Nuclear evidence in Iran forces proliferation questions

Discovery of traces of weapons-grade uranium may give US leverage if it seeks world sanctions on Tehran.

International inspectors haven't proved that Iran has a secret nuclear weapons program - but they're getting close.

In one of the most troubling disclosures yet about Tehran's atomic intentions, a new International Atomic Energy Association report says that an IAEA team recently found traces of two types of highly enriched uranium at an Iranian facility.

Iran has denied producing weapons-grade fissile material. Particles of any such uranium must have been on the equipment in question when purchased, said Iranian officials.

But analysts outside the IAEA said such an explanation strains credulity, especially given that Iran delayed inspectors' access to two other uranium sites. At the least, they say, Tehran has a lot of explaining to do. "Iran needs to provide a lot more information very quickly," says David Albright, an expert on nuclear proliferation at the Institute for Science and International Security.

Disclosure of the new IAEA findings comes at a sensitive time for the international community. The next meeting of the IAEA's board of governors is scheduled for Sept. 8, and many expect that the US will push for the board to find Iran in violation of the Non-Proliferation Treaty.

A chain of referrals

The IAEA would then refer the matter to the UN Security Council, which could vote for economic sanctions against Iran.

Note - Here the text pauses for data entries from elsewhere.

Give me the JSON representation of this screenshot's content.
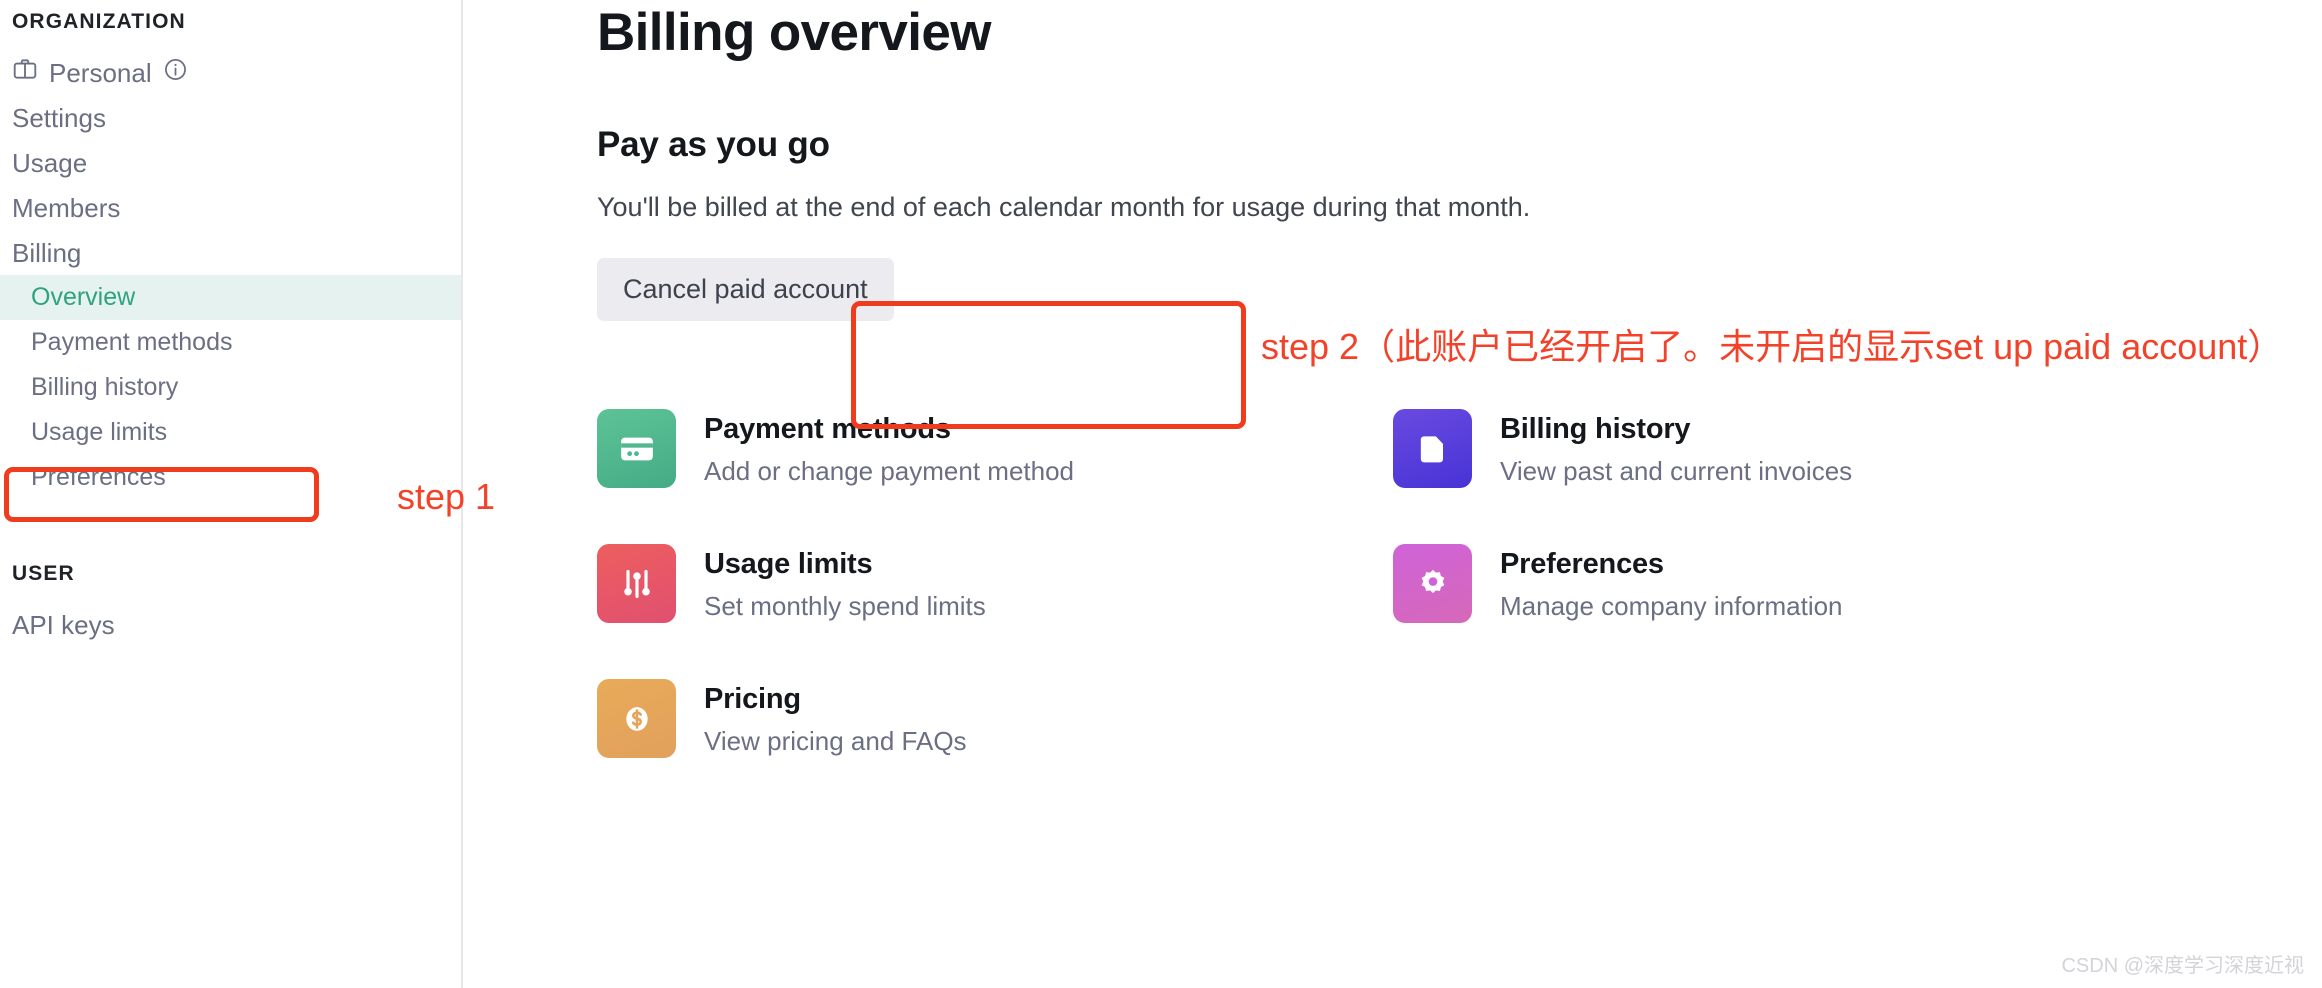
{
  "sidebar": {
    "organization_heading": "ORGANIZATION",
    "user_heading": "USER",
    "org_items": [
      {
        "label": "Personal",
        "icon": "briefcase-icon",
        "trailing_icon": "info-circle-icon"
      },
      {
        "label": "Settings"
      },
      {
        "label": "Usage"
      },
      {
        "label": "Members"
      },
      {
        "label": "Billing"
      }
    ],
    "billing_subitems": [
      {
        "label": "Overview",
        "active": true
      },
      {
        "label": "Payment methods",
        "active": false
      },
      {
        "label": "Billing history",
        "active": false
      },
      {
        "label": "Usage limits",
        "active": false
      },
      {
        "label": "Preferences",
        "active": false
      }
    ],
    "user_items": [
      {
        "label": "API keys"
      }
    ],
    "active_color": "#2fa37c",
    "active_bg": "#e6f2f0"
  },
  "main": {
    "page_title": "Billing overview",
    "section_title": "Pay as you go",
    "section_description": "You'll be billed at the end of each calendar month for usage during that month.",
    "cancel_button_label": "Cancel paid account",
    "cards": [
      {
        "title": "Payment methods",
        "description": "Add or change payment method",
        "icon": "credit-card-icon",
        "color_from": "#5dc396",
        "color_to": "#45ab86"
      },
      {
        "title": "Billing history",
        "description": "View past and current invoices",
        "icon": "document-icon",
        "color_from": "#6a4ae0",
        "color_to": "#4733d6"
      },
      {
        "title": "Usage limits",
        "description": "Set monthly spend limits",
        "icon": "sliders-icon",
        "color_from": "#ed5e5e",
        "color_to": "#e05070"
      },
      {
        "title": "Preferences",
        "description": "Manage company information",
        "icon": "gear-icon",
        "color_from": "#cf63d9",
        "color_to": "#d668b8"
      },
      {
        "title": "Pricing",
        "description": "View pricing and FAQs",
        "icon": "dollar-coin-icon",
        "color_from": "#e8ab58",
        "color_to": "#e2a05d"
      }
    ]
  },
  "annotations": {
    "color": "#f2432a",
    "step1_text": "step 1",
    "step2_text": "step 2（此账户已经开启了。未开启的显示set up paid account）"
  },
  "watermark": "CSDN @深度学习深度近视"
}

"In terms of next steps, the US has been putting pressure on the IAEA," says Paul Kerr, a research analyst at the Arms Control Association.

To this point the US has been content to let the IAEA take the lead in the world's efforts to investigate Iran's suspected nuclear-weapons program.

A litmus test of international action

In some ways US officials see the situation as a test not just of Iran but of the rest of the world's intentions. Russia, Japan, Germany, France, and other nations have long complained about the US predilection for unilateral action in global affairs. Now they're being presented, step by step, with evidence that Iran is cheating on its international agreements.

Thus the US attitude about the IAEA's and UN's role is, to an extent, to ask "what are you all going to do about this?"

"It's a really big test because if these institutions don't prevent Iran from going nuclear, what do they have to complain about the US taking actions on its own?" says Brenda Shaffer, an expert on Iran and Central Asia at Harvard's John F. Kennedy School of Government.

The fact that IAEA inspectors found evidence of possible clandestine work at the Natanz uranium enrichment plant is a good indication that Tehran is further down the road toward obtaining nuclear weapons than many analysts and intelligence agencies had predicted.

Environmental samples taken by the IAEA at the facility between March and June 2003 "indicate the possible presence in Iran of high enriched uranium, material that is not on its inventory of declared nuclear material," says the restricted-distribution report, a copy of which was obtained by the Monitor.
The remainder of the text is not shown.